Un diagnostic précoce grâce à l’imagerie, comme l’examen tomodensitométrique et l’identification immunohistologique, permet d’instaurer un traitement optimal et précise le pronostic en déterminant la nature histologique de la tumeur et son bilan d’extension. Chez le chat, bien que toutes ces possibilités de diagnostic et de traitement existent, lors de carcinome épidermoïde, le pronostic reste mauvais, avec un taux de survie de 3 mois en moyenne.

Références

  • 1 – Berg J. Principles of oncologic orofacial surgery. Clin. Techn. Small Anim. Pract. 1998;13(1):38-41.
  • 2 – Bergman PJ. Canine oral melanoma. Clin. Techn. Small Anim. Pract. 2007;22(2):55-60.
  • 3 – Boria PA, Murry DJ, Bennett PF. Evaluation of cisplatin combined with piroxicam for the treatment of oral malignant melanoma and oral squamous cell carcinoma in dogs. JAVMA. 2004;224(3):388-394.
  • 4 – Dennis MM, Ehrhart N, Duncan CG et coll. Frequency of and risk factors associated with lingual lesions in dogs: 1,196 cases (1995-2004). J. Am. Vet. Med. Assoc. 2006;228(10):1533-1537.
  • 5 – Dernell WS, Straw RC, Cooper MF et coll. Multilobular osteochondrosarcoma in 39 dogs: 1979-1993. J. Am. Anim. Hosp. Assoc. 1998;34(1):11-18.
  • 6 – Dvorak LD, Beaver DP, Ellison GW et coll. Major glossectomy in dogs: a case series and proposed classification system. J. Am. Anim. Hosp. Assoc. 2004;40(4):331-337.
  • 7 – Jones PD, De Lorimier LP, Kitchell BE et coll. Gemcitabine as a radiosensitizer for nonresectable feline oral squamous cell carcinoma. J. Am. Anim. Hosp. Assoc. 2003;39(5):463-467.
  • 8 – Liptak JM, Withrow SJ. Cancer of the gastrointestinal tract. In: Withrow SJ, Vail DM, eds. Small Animal Clinical Oncology. 4th ed. WB Saunders, St. Louis. 2007:455-510.
  • 9 – Northrup NC, Selting KA, Rassnick KM et coll. Outcomes of cats with oral tumors treated with mandibulectomy: 42 cases. J. Am. Anim. Hosp. Assoc. 2006;42(5):350-360.
  • 10 – Proulx DR, Ruslander DM, Dodge RK et coll. A retrospective analysis of 140 dogs with oral melanoma treated with external beam radiation. Vet. Radiol. Ultrasound. 2003;44(3):352-359.
  • 11 – Snyder LA, Bertone ER, Jakowski RM et coll. p53 expression and environmental tobacco smoke exposure in feline oral squamous cell carcinoma. Vet. Pathol. 2004;41(3):209-214.
  • 12 – Spangler WL, Kass PH. The histologic and epidemiologic bases for prognostic considerations in canine melanocytic neoplasia. Vet. Pathol. 2006;43(2):136-149.
  • 13 – Verstraete FJM. Oral pathology. In: Slatter DH, ed. Textbook of small animal surgery. 3rd ed. WB Saunders Co, Philadelphia. 2003;2638-2651.
  • 14 – Walker MARogers KS, Dillon HB. Transmissible venereal tumor: a retrospective study of 29 cases. J. Am. Anim. Hosp. Assoc. 1998;34(6):463-470.
  • 15 – Williams LE, Packer RA. Association between lymph node size and metastasis in dogs with oral malignant melanoma: 100 cases (1987-2001). J. Am. Vet. Med. Assoc. 2003;222(9):1234-1236.

POINTS FORTS

• Le mélanome est la tumeur maligne de la cavité buccale la plus fréquente chez le chien.

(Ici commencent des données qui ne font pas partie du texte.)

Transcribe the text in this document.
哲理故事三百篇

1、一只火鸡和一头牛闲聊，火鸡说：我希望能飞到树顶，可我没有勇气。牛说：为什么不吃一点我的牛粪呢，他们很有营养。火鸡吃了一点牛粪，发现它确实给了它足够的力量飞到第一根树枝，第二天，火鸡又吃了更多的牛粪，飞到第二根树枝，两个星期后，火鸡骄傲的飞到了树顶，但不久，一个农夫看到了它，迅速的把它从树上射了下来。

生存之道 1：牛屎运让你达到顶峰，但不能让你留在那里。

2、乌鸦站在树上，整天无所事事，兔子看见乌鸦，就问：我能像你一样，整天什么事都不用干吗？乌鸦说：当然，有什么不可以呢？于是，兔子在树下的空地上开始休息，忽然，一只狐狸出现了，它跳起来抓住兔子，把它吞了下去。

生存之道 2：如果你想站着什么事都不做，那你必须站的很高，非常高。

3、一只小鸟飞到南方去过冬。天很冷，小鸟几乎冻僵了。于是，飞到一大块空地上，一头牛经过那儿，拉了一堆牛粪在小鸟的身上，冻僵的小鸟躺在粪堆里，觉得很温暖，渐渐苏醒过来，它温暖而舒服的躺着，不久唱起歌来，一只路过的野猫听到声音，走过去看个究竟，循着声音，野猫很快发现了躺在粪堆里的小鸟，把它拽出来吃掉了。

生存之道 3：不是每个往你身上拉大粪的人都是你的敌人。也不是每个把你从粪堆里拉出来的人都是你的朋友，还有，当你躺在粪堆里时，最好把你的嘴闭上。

• Le carcinome épidermoïde représente 60 à 75 % des tumeurs malignes de la cavité buccale chez le chat. La durée de vie moyenne est d’environ 3 mois après le diagnostic.

• Le fibrosarcome est une tumeur agressive localement, qui a tendance à récidiver mais qui métastase peu.

• L’améloblastome acanthomateux ne métastase pas, mais les récidives sont fréquentes et souvent plus agressives que le processus primaire.